Der gemeine deutsche Sportfunktionär betont ja seit Jahren, dass Doping abscheulich sei, unfair, unethisch und überhaupt. Das ist natürlich sehr löblich, nur sollten sich die auf Funktionärsebene salbungsvollen Kämpfer für einen sauberen Sport dann auch so verhalten. Tun sie aber nicht. Jüngstes Beispiel – die Schwimm-Europameiserschaften in Berlin. Dort endete der erste Wettkampftag im Becken am Montag traditionell mit den 4 x 100 Meter Freistilstaffeln der Männer und Frauen. Viele waren am Start auch Litauen und Israel zum Beispiel, Deutschland aber nicht, obwohl die Frauen vor zwei Jahren sogar den Titel gewonnen haben. Der Grund: Nicht konkurrenzfähig, keine Meldung.
Das stimmt, nach Britta Steffens Rücktritt und Paul Biedermanns Staffel-Verzicht hätte es tatsächlich nicht für eine Medaille gereicht. Weder bei den Frauen noch bei den Männern. Wer aber ernsthaft gegen den Druck des Dopings angehen will, der muss eben auch Athleten starten lassen, die nicht um eine Medaille kämpfen können. Vor allem bei Heimwettkämpfen und gerade auch in Sportarten, in der es mehr als ein Gerücht ist, dass es ganz nach vorne ohne Chemie eher nicht geht.
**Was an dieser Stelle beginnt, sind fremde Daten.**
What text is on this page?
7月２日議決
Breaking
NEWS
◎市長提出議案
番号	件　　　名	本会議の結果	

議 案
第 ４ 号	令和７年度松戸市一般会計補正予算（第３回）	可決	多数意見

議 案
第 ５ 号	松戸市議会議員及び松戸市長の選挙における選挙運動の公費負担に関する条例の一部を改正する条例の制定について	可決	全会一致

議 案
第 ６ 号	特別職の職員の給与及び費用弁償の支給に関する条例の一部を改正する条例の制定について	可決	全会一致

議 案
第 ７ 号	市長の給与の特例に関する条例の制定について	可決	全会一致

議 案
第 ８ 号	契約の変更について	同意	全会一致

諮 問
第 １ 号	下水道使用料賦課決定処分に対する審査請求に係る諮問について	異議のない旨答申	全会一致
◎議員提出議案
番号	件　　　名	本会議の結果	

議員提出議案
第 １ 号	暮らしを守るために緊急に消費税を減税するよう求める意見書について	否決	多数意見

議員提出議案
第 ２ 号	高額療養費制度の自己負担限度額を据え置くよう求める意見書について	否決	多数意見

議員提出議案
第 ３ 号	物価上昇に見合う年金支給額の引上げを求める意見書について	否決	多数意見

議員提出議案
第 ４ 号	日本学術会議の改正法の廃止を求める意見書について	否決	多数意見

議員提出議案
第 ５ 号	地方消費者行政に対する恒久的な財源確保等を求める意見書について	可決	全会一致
Was hätte sich der DSV vergeben, einfach die besten vier der Rangliste schwimmen zu lassen? Nichts, denke ich. Im Gegenteil: Man hätte den Athleten das Gefühl gegeben, auch ohne Medaillenchance würdig für die Nationalmannschaft zu sein. Nur so wird auch eine Anti-Doping-Haltung auf Funktionärsebene glaubhaft. Noch einmal – im Wasser geht ganz vorne mutmaßlich wenig ohne Chemie, die schwimmen jetzt ohne Anzüge schon wieder in dem Bereich, wie vor ein paar Jahren mit.
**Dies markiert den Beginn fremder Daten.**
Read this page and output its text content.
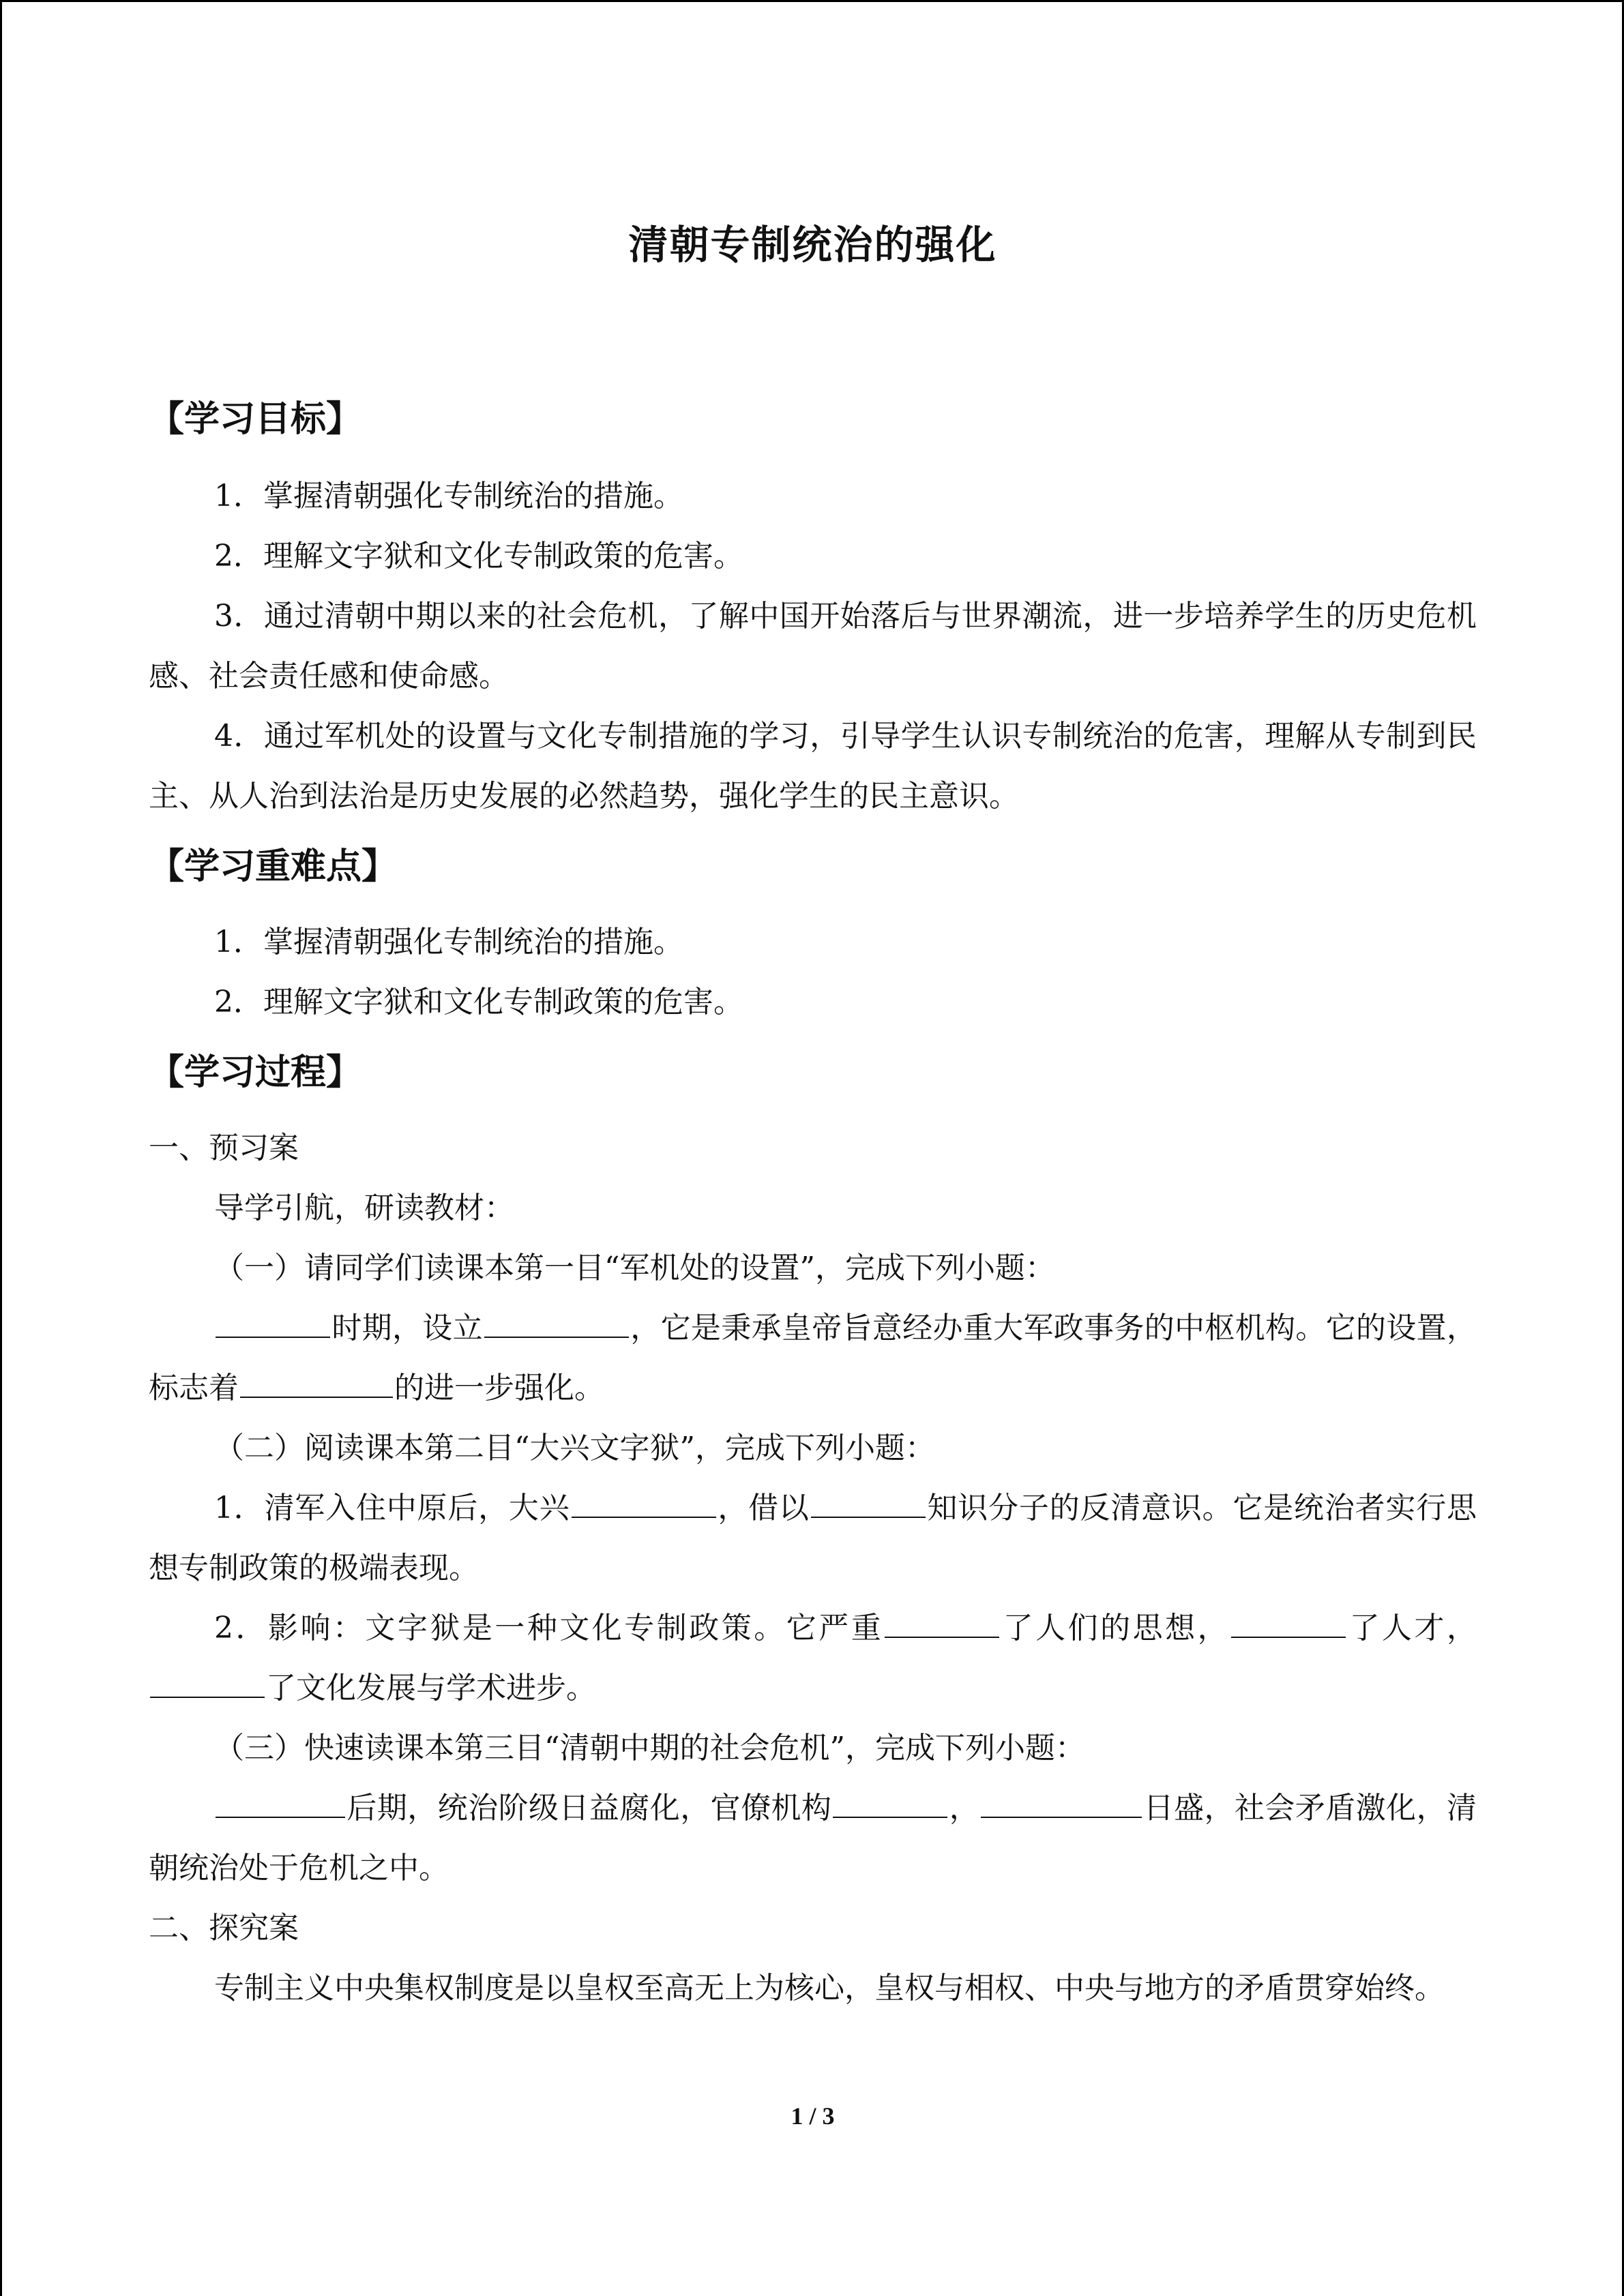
清朝专制统治的强化
【学习目标】
1．掌握清朝强化专制统治的措施。
2．理解文字狱和文化专制政策的危害。
3．通过清朝中期以来的社会危机，了解中国开始落后与世界潮流，进一步培养学生的历史危机感、社会责任感和使命感。
4．通过军机处的设置与文化专制措施的学习，引导学生认识专制统治的危害，理解从专制到民主、从人治到法治是历史发展的必然趋势，强化学生的民主意识。
【学习重难点】
1．掌握清朝强化专制统治的措施。
2．理解文字狱和文化专制政策的危害。
【学习过程】
一、预习案
导学引航，研读教材：
（一）请同学们读课本第一目“军机处的设置”，完成下列小题：
时期，设立	，它是秉承皇帝旨意经办重大军政事务的中枢机构。它的设置，标志着	的进一步强化。
（二）阅读课本第二目“大兴文字狱”，完成下列小题：
1．清军入住中原后，大兴	，借以	知识分子的反清意识。它是统治者实行思想专制政策的极端表现。
2．影响：文字狱是一种文化专制政策。它严重	了人们的思想，	了人才，了文化发展与学术进步。
（三）快速读课本第三目“清朝中期的社会危机”，完成下列小题：
后期，统治阶级日益腐化，官僚机构	，	日盛，社会矛盾激化，清朝统治处于危机之中。
二、探究案
专制主义中央集权制度是以皇权至高无上为核心，皇权与相权、中央与地方的矛盾贯穿始终。
1 / 3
Zum Schluss zur Einschätzung der Dopinglage im Schwimmsport ein hübscher Satz aus dem Jahr 2013 aus der Süddeutschen Zeitung: „Andrew Pipe, der oberste Dopingjäger des Schwimm-Weltverbandes Fina, wirkt wie ein Polizeidirektor, der glaubt, dass das Verbrechen gar nicht existiert.“
Unsere Funktionäre, die kein Doping und gleichzeitig Spitzenleistungen in belasteten Sportarten fordern, sind auch so drauf.